Computer Information
- OS: Windows 10 Pro
- RAM: 64GB
- CPU: i7-5960X @ 3.00GHz
- GPU: 8GB
- SSD: 1TB
This project implements a dictionary encoder using a map to do so. It has several functions: encode the data and print to an output file, decode an encoded file and print to an output file, and finally query data to find how many occurances there are in the encoded file.
This code has three main functions: extract, locate, and query. Those three will be explained
in sections below according to there use. Two additional functions, writeDecoded and writeEncoded,
are used to write the decoded data and encoded data to their respective output files. They are both very
straight forward so they don't need additional explaination. Before the functions are explained, to run the
code there are several options once it is compiled. To compile the code:
g++ dict.cpp -g -o dict.out
Then to encode a file using the code:
./dict.out -e Input-File.txt Output-File.txt
To decode a file:
./dict.out -d Encoded-File.txt Output-File.txt
Finally, to query data:
./dict.out -q Encoded-File.txt data
where the Encoded-File.txt needs to be an encoded file to work properly, and data is the word/string
that you are trying find the number of occurances of.
To encode data, the locate function is used, which simply runs through the file line by line
and maps the word/string to a vector of line numbers.
To decode data, the extract function is used, which operates almost identical to the locate function above
except it operates in the opposite direction. Another thing to note, a second map is used to map line numbers to
strings/words that way it is easier to write to file later.
To query data, the extract function is used first to populate the dictionary and then the query function is used,
which simply looks up the string and prints out the length of the line vector.

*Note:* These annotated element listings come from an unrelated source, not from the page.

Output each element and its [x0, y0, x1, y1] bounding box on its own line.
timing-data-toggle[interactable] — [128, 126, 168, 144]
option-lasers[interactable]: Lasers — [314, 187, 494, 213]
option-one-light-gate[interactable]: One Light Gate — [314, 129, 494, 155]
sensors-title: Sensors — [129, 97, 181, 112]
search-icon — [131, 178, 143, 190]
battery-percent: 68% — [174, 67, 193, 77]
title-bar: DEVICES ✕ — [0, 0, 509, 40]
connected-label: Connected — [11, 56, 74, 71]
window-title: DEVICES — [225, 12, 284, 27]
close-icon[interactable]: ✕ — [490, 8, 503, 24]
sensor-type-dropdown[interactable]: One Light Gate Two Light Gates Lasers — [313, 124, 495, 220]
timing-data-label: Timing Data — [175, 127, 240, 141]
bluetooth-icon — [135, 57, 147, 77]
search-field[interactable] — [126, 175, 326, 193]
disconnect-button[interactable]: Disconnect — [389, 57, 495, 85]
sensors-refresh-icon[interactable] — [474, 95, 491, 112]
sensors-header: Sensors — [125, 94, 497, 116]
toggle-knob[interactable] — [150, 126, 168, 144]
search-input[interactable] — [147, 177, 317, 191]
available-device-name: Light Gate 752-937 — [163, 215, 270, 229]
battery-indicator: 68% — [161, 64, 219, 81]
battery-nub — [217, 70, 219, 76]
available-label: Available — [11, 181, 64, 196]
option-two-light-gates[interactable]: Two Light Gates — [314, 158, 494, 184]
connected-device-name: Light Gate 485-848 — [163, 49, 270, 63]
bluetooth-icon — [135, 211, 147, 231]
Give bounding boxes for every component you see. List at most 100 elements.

For the performance testing, timing was performed on all three of the functions described above, and then layed out in table. The encoded file size was also included to compare to the original file size. Note, querying didn't need to performed on multiple inputs because look up in a map is constant time so it doesn't matter what the word is.
| File | Encode Time | Encode Size | Decode Time | Query Time |
|---|---|---|---|---|
| Small-Size-Column.txt(932KB) | 0.1452 sec | 719KB | 0.7841 sec | 0.1500 sec |
| Medium-Size-Column.txt(9,382KB) | 1.7120 sec | 8,376KB | 7.8340 sec | 1.9217 sec |
| Large-Size-Column.txt(184,132KB) | 46.3001 sec | 198,070KB | 173.0568 sec | 55.2473 sec |
Using the data provided in the table above, it becomes clear that as the size of the original file increases so does the time.
One important thing to note, the number of unique words in the column data have a big impact on the encoding size, at least for
how we implemented it, which is why the encoded large file had a larger file size then the original. The query lookup time is
also effected by the number of unique words in the column. Otherwise, everything else was standard because to process the data
every line needed to be parsed over giving it at least an O(n) runtime.
Overall, the encoder and decoder worked as expected. In future implementations, a B-Tree using prefix encoding would be best because it can encode the file to an even smaller size, but it requires a lot of time to implement and will most likely decrease the runtime in order to re-balance the tree.